Join操作主要包含BroadcastHashJoin、LeftSemiJoinHash、ShuffledHashJoin均实现了HashJoin这个trait。

HashJoin这个trait的主要成员有:

  • buildSide是左连接还是右连接,有一种基准的意思。
  • leftKeys是左孩子的expressions, rightKeys是右孩子的expressions。
  • left是左孩子物理计划,right是右孩子物理计划。
  • buildSideKeyGenerator是一个Projection是根据传入的Row对象来计算buildSide的Expression的。
  • streamSideKeyGenerator是一个MutableProjection是根据传入的Row对象来计算streamSide的Expression的。
  • 这里buildSide如果是left的话,可以理解为buildSide是左表,那么去连接这个左表的右表就是streamSide。

HashJoin关键的操作是joinIterators,简单来说就是join两个表,把每个表看着Iterators[Row]. 方式:

  1. 首先遍历buildSide,计算buildKeys然后利用一个HashMap,形成 (buildKeys, Iterators[Row])的格式。
  2. 遍历StreamedSide,计算streamedKey,去HashMap里面去匹配key,来进行join
  3. 最后生成一个joinRow,这个将两个row对接。
trait HashJoin {
  self: SparkPlan =>

  val leftKeys: Seq[Expression]
  val rightKeys: Seq[Expression]
  val buildSide: BuildSide
  val left: SparkPlan
  val right: SparkPlan

  protected lazy val (buildPlan, streamedPlan) = buildSide match {
    case BuildLeft => (left, right)
    case BuildRight => (right, left)
  }

  protected lazy val (buildKeys, streamedKeys) = buildSide match {
    case BuildLeft => (leftKeys, rightKeys)
    case BuildRight => (rightKeys, leftKeys)
  }

  override def output = left.output ++ right.output

  @transient protected lazy val buildSideKeyGenerator: Projection =
    newProjection(buildKeys, buildPlan.output)

  @transient protected lazy val streamSideKeyGenerator: () => MutableProjection =
    newMutableProjection(streamedKeys, streamedPlan.output)

  protected def hashJoin(streamIter: Iterator[Row], hashedRelation: HashedRelation): Iterator[Row] =
  {
    new Iterator[Row] {
      //left数据的当前行
      private[this] var currentStreamedRow: Row = _
      //right中key等于当前left数据的所有行
      private[this] var currentHashMatches: CompactBuffer[Row] = _
      //currentHashMatches访问到的当前Index
      private[this] var currentMatchPosition: Int = -1

      // Mutable per row objects.
      //使用mutable的row对象,减少GC压力
      private[this] val joinRow = new JoinedRow2

      private[this] val joinKeys = streamSideKeyGenerator()
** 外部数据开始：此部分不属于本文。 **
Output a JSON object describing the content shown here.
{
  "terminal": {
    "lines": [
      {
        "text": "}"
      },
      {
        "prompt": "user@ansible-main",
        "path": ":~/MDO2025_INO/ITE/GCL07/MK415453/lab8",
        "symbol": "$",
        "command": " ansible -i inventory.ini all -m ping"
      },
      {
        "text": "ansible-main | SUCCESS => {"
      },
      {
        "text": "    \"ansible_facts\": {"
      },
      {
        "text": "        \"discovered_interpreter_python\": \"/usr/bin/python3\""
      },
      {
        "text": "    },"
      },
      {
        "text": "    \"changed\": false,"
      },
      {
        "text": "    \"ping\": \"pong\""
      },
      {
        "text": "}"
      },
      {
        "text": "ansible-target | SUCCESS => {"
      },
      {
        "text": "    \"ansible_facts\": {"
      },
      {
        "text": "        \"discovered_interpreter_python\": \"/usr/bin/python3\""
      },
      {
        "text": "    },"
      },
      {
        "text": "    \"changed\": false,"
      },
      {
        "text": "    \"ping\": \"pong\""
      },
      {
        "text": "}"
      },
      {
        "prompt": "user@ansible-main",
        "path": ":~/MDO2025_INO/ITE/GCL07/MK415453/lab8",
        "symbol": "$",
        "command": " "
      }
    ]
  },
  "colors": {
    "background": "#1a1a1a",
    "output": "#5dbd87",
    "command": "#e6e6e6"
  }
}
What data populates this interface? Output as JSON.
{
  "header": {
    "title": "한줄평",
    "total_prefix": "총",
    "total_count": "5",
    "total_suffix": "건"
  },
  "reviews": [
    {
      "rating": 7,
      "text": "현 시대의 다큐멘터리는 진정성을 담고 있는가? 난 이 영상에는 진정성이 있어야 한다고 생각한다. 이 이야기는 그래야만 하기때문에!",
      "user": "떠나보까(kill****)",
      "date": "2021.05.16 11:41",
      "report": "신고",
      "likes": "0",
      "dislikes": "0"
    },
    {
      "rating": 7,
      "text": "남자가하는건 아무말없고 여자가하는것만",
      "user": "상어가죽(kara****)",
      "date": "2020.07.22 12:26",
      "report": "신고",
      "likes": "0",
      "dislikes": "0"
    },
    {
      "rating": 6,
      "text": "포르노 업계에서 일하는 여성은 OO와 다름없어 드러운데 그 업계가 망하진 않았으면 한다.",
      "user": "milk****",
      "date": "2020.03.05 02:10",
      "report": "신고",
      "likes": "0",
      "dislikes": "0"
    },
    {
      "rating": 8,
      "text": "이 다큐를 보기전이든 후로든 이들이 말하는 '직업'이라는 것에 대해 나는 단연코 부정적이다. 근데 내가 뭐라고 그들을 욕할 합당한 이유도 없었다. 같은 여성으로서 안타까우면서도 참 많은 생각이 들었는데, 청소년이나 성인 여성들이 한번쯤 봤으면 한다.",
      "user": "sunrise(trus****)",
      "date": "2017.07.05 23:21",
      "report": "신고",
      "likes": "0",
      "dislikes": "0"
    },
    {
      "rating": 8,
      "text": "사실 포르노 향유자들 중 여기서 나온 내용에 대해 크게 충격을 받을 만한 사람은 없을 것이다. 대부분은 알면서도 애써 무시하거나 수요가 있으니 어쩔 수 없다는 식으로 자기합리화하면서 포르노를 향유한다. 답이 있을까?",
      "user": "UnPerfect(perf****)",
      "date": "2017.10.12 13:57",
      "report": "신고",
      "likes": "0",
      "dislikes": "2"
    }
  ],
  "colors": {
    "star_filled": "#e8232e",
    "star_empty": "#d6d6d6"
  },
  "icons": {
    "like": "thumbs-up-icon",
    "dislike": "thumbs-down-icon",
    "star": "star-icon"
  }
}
      //先访问currentHashMatches,如果currentHashMatches没有数据了,从stream中取下一个
      override final def hasNext: Boolean =
        (currentMatchPosition != -1 && currentMatchPosition < currentHashMatches.size) ||
          (streamIter.hasNext && fetchNext())

      //从currentHashMatches中取下一个
      override final def next() = {
        val ret = buildSide match {
          case BuildRight => joinRow(currentStreamedRow, currentHashMatches(currentMatchPosition))
          case BuildLeft => joinRow(currentHashMatches(currentMatchPosition), currentStreamedRow)
        }
        currentMatchPosition += 1
        ret
      }

      private final def fetchNext(): Boolean = {
        currentHashMatches = null
        currentMatchPosition = -1

        while (currentHashMatches == null && streamIter.hasNext) {
          currentStreamedRow = streamIter.next() //从stream中取下一个
          if (!joinKeys(currentStreamedRow).anyNull) {
            //从hash map中取出所有key=joinKeys.currentValue的行
            currentHashMatches = hashedRelation.get(joinKeys.currentValue)
          }
        }

        if (currentHashMatches == null) {
          false
        } else {
          currentMatchPosition = 0
          true
        }
      }
    }
  }
}
HashOuterJoin

使用Shuffle+HashMap的方式进行Outer Join。具体步骤如下

  1. 调用zipPartitions将两个rdd对应的partition数据放到一起
  2. 在每个partition中,对两个数据分别建立两个HashMap
  3. 根据Outer Join的类型(left, right, full),生成对应的iterator
case class HashOuterJoin(
    leftKeys: Seq[Expression],
    rightKeys: Seq[Expression],
    joinType: JoinType,
    condition: Option[Expression],
    left: SparkPlan,
    right: SparkPlan) extends BinaryNode {
    ...
    override def execute() = {
    left.execute().zipPartitions(right.execute()) { (leftIter, rightIter) =>
      // TODO this probably can be replaced by external sort (sort merged join?)
      // Build HashMap for current partition in left relation
      val leftHashTable = buildHashTable(leftIter, newProjection(leftKeys, left.output))
      // Build HashMap for current partition in right relation
      val rightHashTable = buildHashTable(rightIter, newProjection(rightKeys, right.output))
      val boundCondition =
        condition.map(newPredicate(_, left.output ++ right.output)).getOrElse((row: Row) => true)
      joinType match {
        case LeftOuter => leftHashTable.keysIterator.flatMap { key =>
          leftOuterIterator(key, leftHashTable.getOrElse(key, EMPTY_LIST),
            rightHashTable.getOrElse(key, EMPTY_LIST))
        }
        case RightOuter => rightHashTable.keysIterator.flatMap { key =>
          rightOuterIterator(key, leftHashTable.getOrElse(key, EMPTY_LIST),
            rightHashTable.getOrElse(key, EMPTY_LIST))
        }
        case FullOuter => (leftHashTable.keySet ++ rightHashTable.keySet).iterator.flatMap { key =>
          fullOuterIterator(key,
            leftHashTable.getOrElse(key, EMPTY_LIST),
            rightHashTable.getOrElse(key, EMPTY_LIST))
        }
        case x => throw new Exception(s"HashOuterJoin should not take $x as the JoinType")
      }
    }
  }
}
LeftSemiJoinHash

将第二个表的join keys放到hash set中,遍历第一个表,从hash set中查找join key。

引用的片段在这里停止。